As of October 2024, the fastest official race lap records at the Shannonville Motorsports Park are listed as:

| Category | Time | Driver | Vehicle | Event |
Long Circuit (1974–present): 4.030 km (2.504 mi)
| Superbike | 1:43.824 | Francis Martin | BMW S1000RR | 2014 Super Series RACE Super Series Round 1 (May 2010) |
| Supersport | 1:44.617 | Jodi Christie | Honda CBR600RR | 2014 Super Series RACE Super Series Round 1 (May 2010) |
| GT4 | 1:48.455 | Orey Findani | McLaren 570S GT4 | 2020 Shannonville CTCC round |
| Ferrari Challenge | 1:49.485 | Mario Guérin | Ferrari 458 Challenge | 2018 Shannonville CTCC round |
| TCR Touring Car | 1:49.767 | Marco Circone | Audi RS 3 LMS TCR | 2018 Shannonville CTCC round |
| Production vehicle | 1:50.723 | Brandon Cawker | Chevrolet Corvette (C7) | 2023 SMP Lapping Day |
Pro Circuit (1974–present): 2.470 km (1.535 mi)
| Superbike | 1:04.327 | Jodie Christie | BMW S1000RR | Super Series2014 Race Super Series |
| Supersport | 1:05.429 | Andrew Nelson | Yamaha YZF-R6 | Super Series 2008 Race Super Series |
| Ferrari Challenge | 1:08.059 | Mario Guérin | Ferrari 458 Challenge | 2018 Shannonville CTCC round |
| GT4 | 1:08.188 | Orey Findani | McLaren 570S GT4 | 2020 Shannonville CTCC round |
| TCR Touring Car | 1:08.336 | Gary Kwok | Honda Civic Type R TCR (FK8) | 2020 Shannonville CTCC round |

==Fatalities==
- On May 21, 2000, Glenn Schauble was killed, mid-pack, after losing control during a celebratory wheelie, while crossing the finish-line. This was his second Superbike race as a professional. He flipped over backwards at the checkered flag on the front straight, fell off his bike, a Yamaha YZF-R1 1000, and was hit by several riders following in a tight pack. Schauble suffered fatal head and neck injuries. The accident happened at the end of the Pro Superbike race, during a R.A.C.E. (Racing Associates Canada Events) Ontario Superseries meeting held at Shannonville. A computer sciences student, Schauble was in his first year as a pro racer. He had been promoted to pro status after winning championships in two of the three classes in which he competed in 1999 (Amateur Formula Race and Amateur open).

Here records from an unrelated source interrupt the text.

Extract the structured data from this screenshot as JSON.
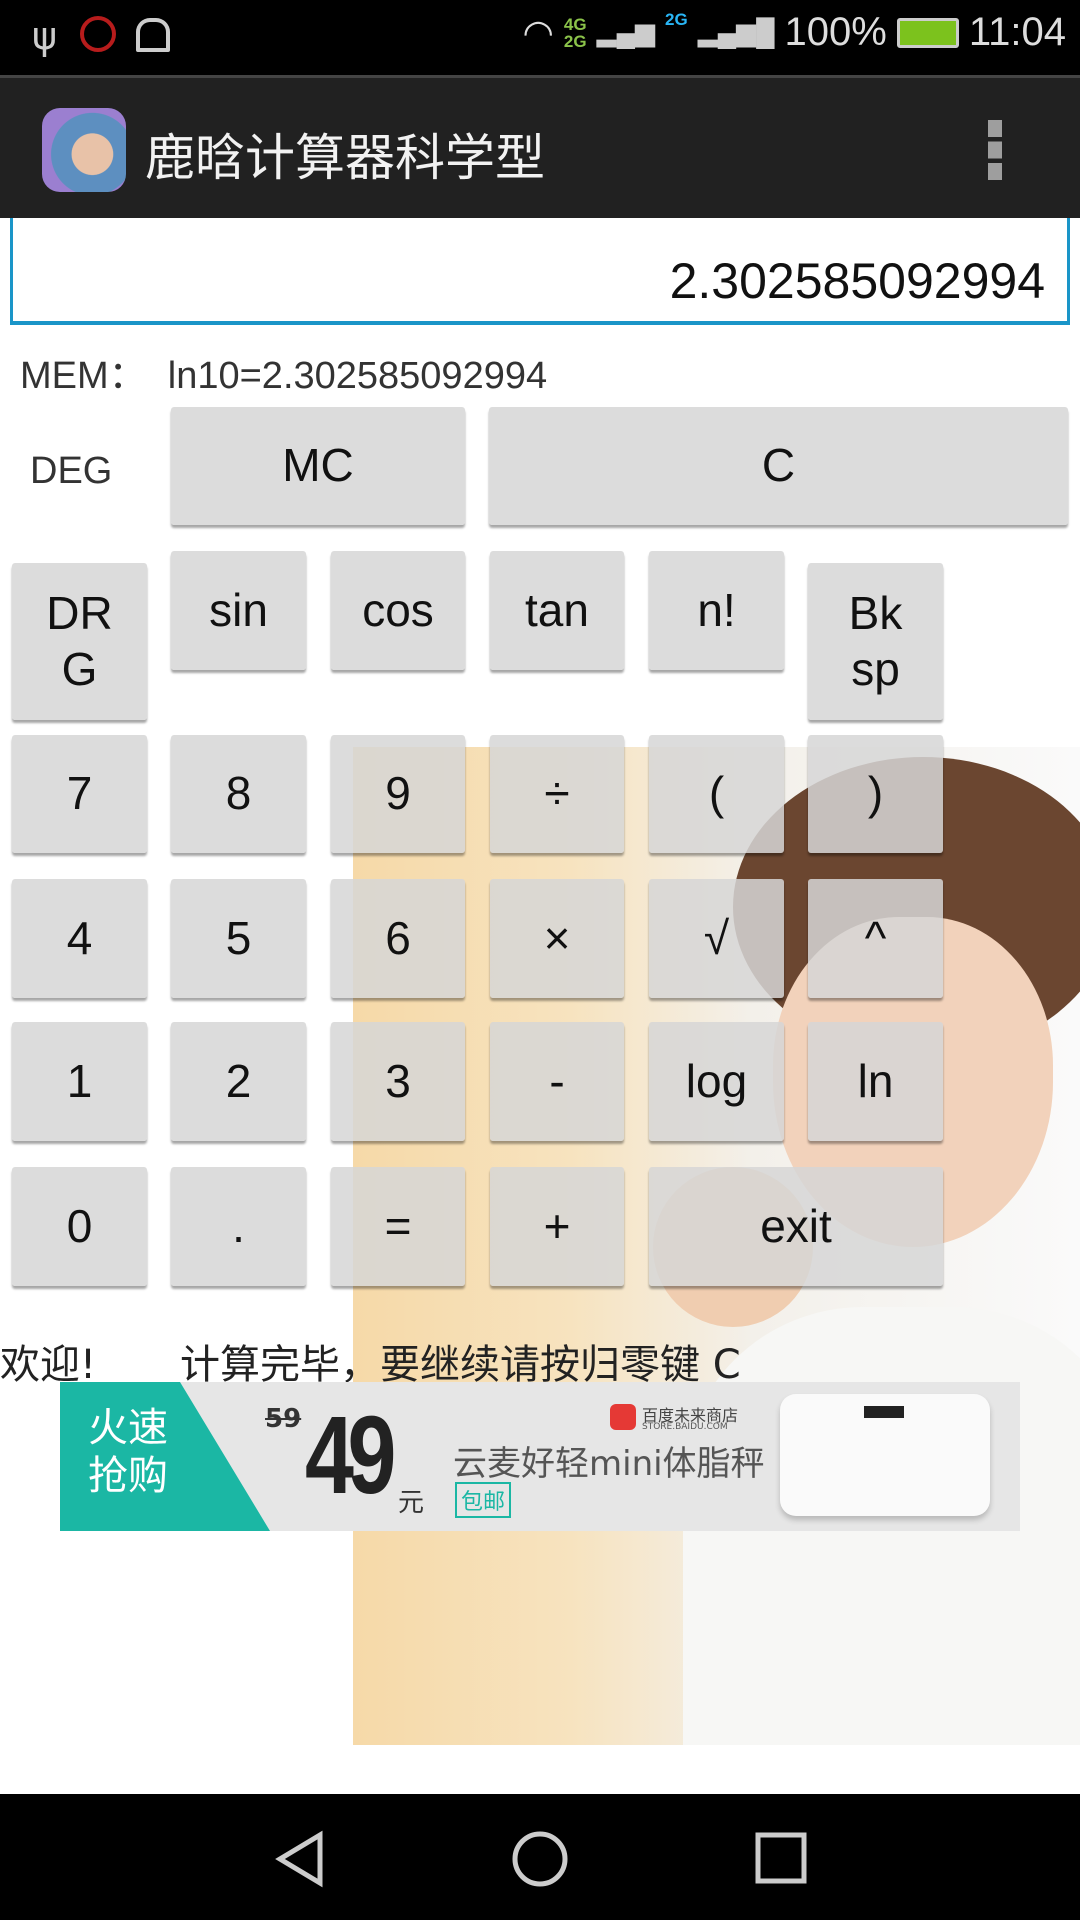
{
  "status_bar": {
    "network_4g": "4G",
    "network_2g_a": "2G",
    "network_2g_b": "2G",
    "battery": "100%",
    "time": "11:04",
    "battery_color": "#7cc21d"
  },
  "app_bar": {
    "title": "鹿晗计算器科学型"
  },
  "display": {
    "value": "2.302585092994",
    "accent": "#1a95c8"
  },
  "memory": {
    "text": "MEM：  ln10=2.302585092994"
  },
  "angle_mode": "DEG",
  "buttons": {
    "mc": "MC",
    "c": "C",
    "drg": "DR\nG",
    "sin": "sin",
    "cos": "cos",
    "tan": "tan",
    "fact": "n!",
    "bksp": "Bk\nsp",
    "n7": "7",
    "n8": "8",
    "n9": "9",
    "div": "÷",
    "lp": "(",
    "rp": ")",
    "n4": "4",
    "n5": "5",
    "n6": "6",
    "mul": "×",
    "sqrt": "√",
    "pow": "^",
    "n1": "1",
    "n2": "2",
    "n3": "3",
    "sub": "-",
    "log": "log",
    "ln": "ln",
    "n0": "0",
    "dot": ".",
    "eq": "=",
    "add": "+",
    "exit": "exit"
  },
  "status": {
    "welcome": "欢迎!",
    "message": "计算完毕，要继续请按归零键 C"
  },
  "ad": {
    "tag": "火速\n抢购",
    "old_price": "59",
    "price": "49",
    "unit": "元",
    "store": "百度未来商店",
    "store_url_text": "STORE.BAIDU.COM",
    "product": "云麦好轻mini体脂秤",
    "shipping": "包邮",
    "accent": "#1bb7a4"
  }
}
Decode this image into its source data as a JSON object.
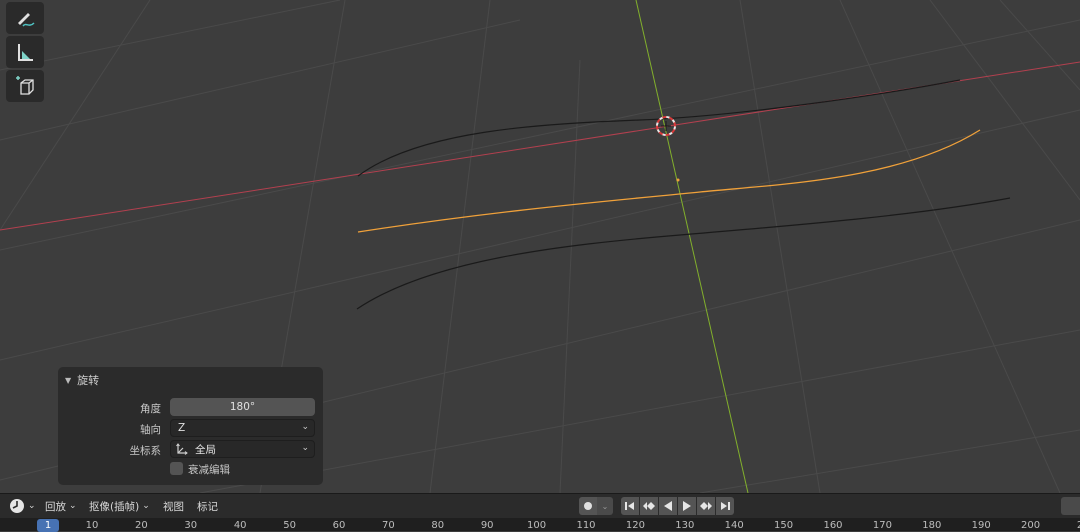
{
  "viewport": {
    "tools": [
      {
        "icon": "annotate-icon"
      },
      {
        "icon": "measure-icon"
      },
      {
        "icon": "add-cube-icon"
      }
    ]
  },
  "operator_panel": {
    "title": "旋转",
    "angle_label": "角度",
    "angle_value": "180°",
    "axis_label": "轴向",
    "axis_value": "Z",
    "orient_label": "坐标系",
    "orient_value": "全局",
    "proportional_label": "衰减编辑",
    "proportional_checked": false
  },
  "timeline": {
    "playback_label": "回放",
    "keying_label": "抠像(插帧)",
    "view_label": "视图",
    "marker_label": "标记",
    "current_frame": "1",
    "ticks": [
      "10",
      "20",
      "30",
      "40",
      "50",
      "60",
      "70",
      "80",
      "90",
      "100",
      "110",
      "120",
      "130",
      "140",
      "150",
      "160",
      "170",
      "180",
      "190",
      "200",
      "2"
    ]
  },
  "colors": {
    "x_axis": "#b3404f",
    "y_axis": "#82b02c",
    "selected_curve": "#f0a13a",
    "accent": "#4772b3"
  }
}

- On September 24, 2000, Schauble's "best friend" Frank Wilson, Jr., also crashed at Shannonville on his regular Yamaha R6, in what he had intended to be his last race after seeing his friend Schauble die earlier that year and contemplating retirement. With the Canadian title already locked up for that season prior to that race, Wilson succumbed to his injuries at Kingston General Hospital. The incident happened after Wilson exited the pits for the 600 class warm-up lap. He crashed in Turn 2 of the Pro track in a single bike situation presumed to be due to highsiding on cold tires.